Саша Калязин, совсем даже неплохо сохранившийся для своих сорока пяти лет, высокий, интересный мужчина, был безукоризненно счастлив. Напевая себе под нос «Желтую субмарину», он торопливо и неумело готовил завтрак, чтобы отнести его прямо в постель любимой женщине. Прошло три недели, как он ушел от жены и обитал на квартире приятеля-журналиста, уехавшего в Чечню по заданию редакции. За это время жилплощадь, светившаяся прежде дотошной чистотой и опрятностью, какую могут поддерживать только застарелые холостяки, превратилась в живописную свалку отходов Сашиной бурной жизнедеятельности. Немытые тарелки возвышались в мойке, накренившись, как Пизанская башня, а в ванной вырос холм из нестираных калязинских сорочек. Брюки, в которых он ходил на работу в издательство, после отчаянной глажки имели теперь две стрелки на одной штанине и три на другой. Кроме того, кончались деньги: любовь не считает рублей, как юность дней… Но все это было сущей ерундой по сравнению с тем, что теперь он мог засыпать и просыпаться вместе с Инной.
Калязин зубами сорвал неподатливые шкурки с толсто нарезанных кружочков копченой колбасы, нагромоздил тарелки, чашки, кофейник на поднос и двинулся в спальню, повиливая бедрами, как рекламный лакей, несущий кофе «Голдспун» в опочивальню государыне-императрице. К Сашиному огорчению, Инны в постели не оказалось, а из ванной доносился шум льющейся воды. Калязин устроил поднос на журнальном столике, присел на краешек разложенного дивана, потом не удержался и уткнулся лицом в сбитую простынь. Постель была пропитана острым ароматом ее тела, буквально сводившим Сашу с ума и подвигавшим все эти ночи на такие мужские рекорды, о каких еще недавно он и помыслить не мог. Томясь ожиданием, он включил приемник, но, услышав заунывное философическое дребезжание Гребенщикова, тут же выключил.

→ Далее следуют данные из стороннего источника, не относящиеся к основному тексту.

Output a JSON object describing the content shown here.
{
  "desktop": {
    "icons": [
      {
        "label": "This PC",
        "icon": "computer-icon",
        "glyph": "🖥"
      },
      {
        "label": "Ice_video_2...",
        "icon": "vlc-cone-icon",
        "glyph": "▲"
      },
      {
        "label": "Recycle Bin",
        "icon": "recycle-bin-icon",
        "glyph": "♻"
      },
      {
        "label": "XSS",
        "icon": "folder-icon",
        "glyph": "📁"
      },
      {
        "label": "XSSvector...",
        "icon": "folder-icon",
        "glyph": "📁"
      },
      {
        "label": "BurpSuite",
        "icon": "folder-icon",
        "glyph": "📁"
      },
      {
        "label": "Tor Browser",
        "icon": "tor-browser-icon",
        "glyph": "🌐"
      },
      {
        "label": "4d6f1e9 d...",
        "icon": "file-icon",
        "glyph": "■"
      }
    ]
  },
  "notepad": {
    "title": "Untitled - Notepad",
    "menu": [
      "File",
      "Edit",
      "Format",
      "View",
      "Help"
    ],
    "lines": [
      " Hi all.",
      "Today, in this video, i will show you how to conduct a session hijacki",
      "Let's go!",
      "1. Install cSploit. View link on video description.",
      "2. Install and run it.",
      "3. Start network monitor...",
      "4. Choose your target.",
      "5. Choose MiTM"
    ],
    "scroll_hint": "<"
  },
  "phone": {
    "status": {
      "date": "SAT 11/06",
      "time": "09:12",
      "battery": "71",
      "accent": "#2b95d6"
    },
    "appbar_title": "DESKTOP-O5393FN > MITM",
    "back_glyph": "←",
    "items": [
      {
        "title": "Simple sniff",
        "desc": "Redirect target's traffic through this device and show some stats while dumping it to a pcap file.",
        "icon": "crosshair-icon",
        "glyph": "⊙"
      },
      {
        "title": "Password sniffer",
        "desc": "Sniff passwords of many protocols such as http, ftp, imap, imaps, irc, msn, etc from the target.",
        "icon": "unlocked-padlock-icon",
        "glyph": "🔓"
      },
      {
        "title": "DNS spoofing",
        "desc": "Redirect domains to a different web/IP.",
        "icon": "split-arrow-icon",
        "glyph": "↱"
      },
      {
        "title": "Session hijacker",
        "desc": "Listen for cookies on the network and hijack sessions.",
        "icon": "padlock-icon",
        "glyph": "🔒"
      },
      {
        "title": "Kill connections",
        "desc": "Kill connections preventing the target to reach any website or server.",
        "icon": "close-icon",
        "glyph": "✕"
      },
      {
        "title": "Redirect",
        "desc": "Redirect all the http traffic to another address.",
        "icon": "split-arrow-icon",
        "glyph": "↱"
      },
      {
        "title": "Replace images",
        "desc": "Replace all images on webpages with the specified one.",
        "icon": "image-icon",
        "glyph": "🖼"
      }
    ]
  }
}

Наконец появилась Инна – в одних хозяйских шлепанцах, отороченных черной цигейкой. Саша, как завороженный, уставился сначала на меховые тапочки, потом взгляд медленно заскользил по точеным загорелым ногам и потерялся в Малом Бермудском треугольнике. Инна любила ходить по квартире голой, гордо, даже чуть надменно делясь с восхищенным Калязиным своей идеальной двадцатипятилетней наготой. При этом на ее красивом, смуглом лице присутствовало выражение совершеннейшей скромницы и недотроги. Саша ощутил, как сердце тяжко забилось возле самого горла, вскочил, сгреб в охапку влажное тело и опрокинул на скрипучий диван.
– Подожди, – прошептала она. – Я хочу нас видеть…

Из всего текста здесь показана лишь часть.